First, we have to analyze the instruction decoding (page 61): One of the instructions generates 2 uops (MOV [EDI+4*ECX],EAX). This instruction must go into decoder D0. There are two decode groups in the loop so it can decode in 2 clock cycles.
Next, we have to analyze the instruction fetch (page 62): A loop always takes at least one clock cycle more than the number of 16 byte blocks. Since there are only 11 bytes of code in the loop it is possible to have it all in one IFETCH block. By aligning the loop entry by 16 we can make sure that we don't get more than one 16-byte block so that it is possible to fetch in 2 clocks. If ESI and EDI are replaced by absolute addresses, then the loop will take 3 clocks because it cannot be contained in a single 16-byte block.
The third thing we have to analyze is register read stalls (page 66): The ESI and EDI registers are read, but not modified inside the loop. They will therefore be counted as permanent register reads, but not in the same triplet. Register EAX, ECX, and flags are modified inside the loop and read before they are written back so they will cause no permanent register reads. The conclusion is that there are no register read stalls.
The fourth analysis concerns the distribution of uops to the execution ports: port 0 or 1: 2 uops
port 1: 1 uop port 2: 1 uop port 3: 1 uop port 4: 1 uop
If both port 0 and 1 are fully used then the execution of two iterations will take 3 clock cycles. This gives an average execution time of 1.5 clocks per iteration.
The next analysis concerns retirement. The retirement station can handle 3 uops per clock cycle. The taken branch uop must go to the first slot of the retirement station. This means that the number of uops in the loop should preferably be divisible by 3. There are 6 uops and the retirement will take 2 clock cycles per iteration.
The JNZ L1 branch in the end of the loop will be predicted correctly if N is no more than 5, and always the same value. Higher values can be made predictable by making nested loops. For example, if N is always equal to 20, then make one loop that repeats 5 times inside another loop that repeats 4 times. Further nesting is not worth the effort.
16.3 Loops in P4
To optimize a loop for the P4 processor, you have to analyze each of the possible bottlenecks mentioned on page 95 to determine which one is the limiting factor.

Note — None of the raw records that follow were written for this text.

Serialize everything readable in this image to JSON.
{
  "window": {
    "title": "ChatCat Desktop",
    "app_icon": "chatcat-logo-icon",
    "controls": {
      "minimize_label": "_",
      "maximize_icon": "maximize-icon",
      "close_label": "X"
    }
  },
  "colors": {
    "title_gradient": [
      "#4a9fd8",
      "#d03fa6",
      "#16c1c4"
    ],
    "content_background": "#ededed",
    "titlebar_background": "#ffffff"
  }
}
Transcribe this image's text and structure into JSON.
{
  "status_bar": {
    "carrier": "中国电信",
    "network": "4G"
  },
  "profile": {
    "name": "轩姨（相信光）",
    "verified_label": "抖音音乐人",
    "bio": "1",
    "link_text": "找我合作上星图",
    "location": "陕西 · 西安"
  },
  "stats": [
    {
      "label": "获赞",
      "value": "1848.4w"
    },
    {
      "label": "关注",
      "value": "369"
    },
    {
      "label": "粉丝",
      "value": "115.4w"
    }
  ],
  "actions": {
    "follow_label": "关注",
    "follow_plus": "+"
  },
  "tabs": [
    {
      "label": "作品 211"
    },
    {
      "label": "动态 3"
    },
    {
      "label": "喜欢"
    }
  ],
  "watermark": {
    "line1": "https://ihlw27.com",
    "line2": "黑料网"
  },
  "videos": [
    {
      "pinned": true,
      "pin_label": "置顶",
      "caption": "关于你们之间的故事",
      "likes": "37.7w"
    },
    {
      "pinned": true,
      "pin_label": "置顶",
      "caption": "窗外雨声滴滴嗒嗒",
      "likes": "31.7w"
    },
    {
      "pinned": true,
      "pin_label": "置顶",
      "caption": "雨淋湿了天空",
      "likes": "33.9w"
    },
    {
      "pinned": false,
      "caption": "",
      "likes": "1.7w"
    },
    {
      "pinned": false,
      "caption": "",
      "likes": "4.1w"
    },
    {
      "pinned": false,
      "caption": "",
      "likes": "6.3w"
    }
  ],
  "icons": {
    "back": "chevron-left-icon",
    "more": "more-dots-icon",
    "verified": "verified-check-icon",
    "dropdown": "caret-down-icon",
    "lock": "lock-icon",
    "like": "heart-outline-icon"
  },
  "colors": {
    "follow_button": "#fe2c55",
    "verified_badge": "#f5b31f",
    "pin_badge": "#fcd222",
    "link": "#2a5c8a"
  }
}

Let's first look at example 16.3 on page 98, and see how it performs on each of the possible bottlenecks:
1. memory access: The loop accesses two arrays. If these arrays are unlikely to be cached then forget about the rest, the performance is limited by memory access.
2. trace cache delivery: The loop contains 7 uops; and none of these require more than one entry in the trace cache. A delivery rate of 3 uops per clock from the trace cache means that
the loop requires 2.33 clock cycle at the trace cache delivery stage. In general, there is no need to unroll the loop to avoid jumps in the trace cache, because this will be done automatically. The trace cache is likely to store two or more copies of small loop bodies consecutively to reduce the number of trace cache jumps.
3. retirement: The retirement station can handle 3 uops per clock cycle, but the taken branch at the bottom of the loop must go to the first slot in the retirement station. The retirement is therefore likely to take 3 clock cycles per iteration. The performance would be better if the number of uops were divisible by 3.
4. execution latency: There are no long or continued dependence chains in this loop. Each operation can be overlapped with the preceding ones, thanks to out-of-order execution. The only continued dependence chain is ADD EDX,1 which requires ½ clock per iteration. This loop is therefore not limited by latency.
5. execution unit throughput: The 7 uops are well distributed between different execution units and subunits. The NEG and JNZ uops go to alu0. The ADD and CMP instructions can go to either alu0 or alu1. The memory load and store uops all go to different units. The memory store has the lowest throughput and requires 2 clock cycles per iteration.
6. port throughput: The 7 uops are well distributed between the execution ports: Port 0: 3 uops, Port 1: 2 uops, Port 2: 1 uop, Port 3: 1 uop. Most of the uops to port 0 and 1 can be accepted at half-clock ticks, so the time required for port throughput is 1.5 clock per iteration.
7. branch prediction: The loop control is likely to be predicted if the iteration count is no more than 17 and always the same, provided that there is a not-taken branch no more than 16 steps back in the prehistory before the last execution of the loop control branch (see page 45). If you are not certain that there is a not-taken branch before the loop, then insert a dummy branch instruction that is never taken, as explained on page 46. If the repetition count is between 17 and 32, and always the same, then unroll the loop by 2.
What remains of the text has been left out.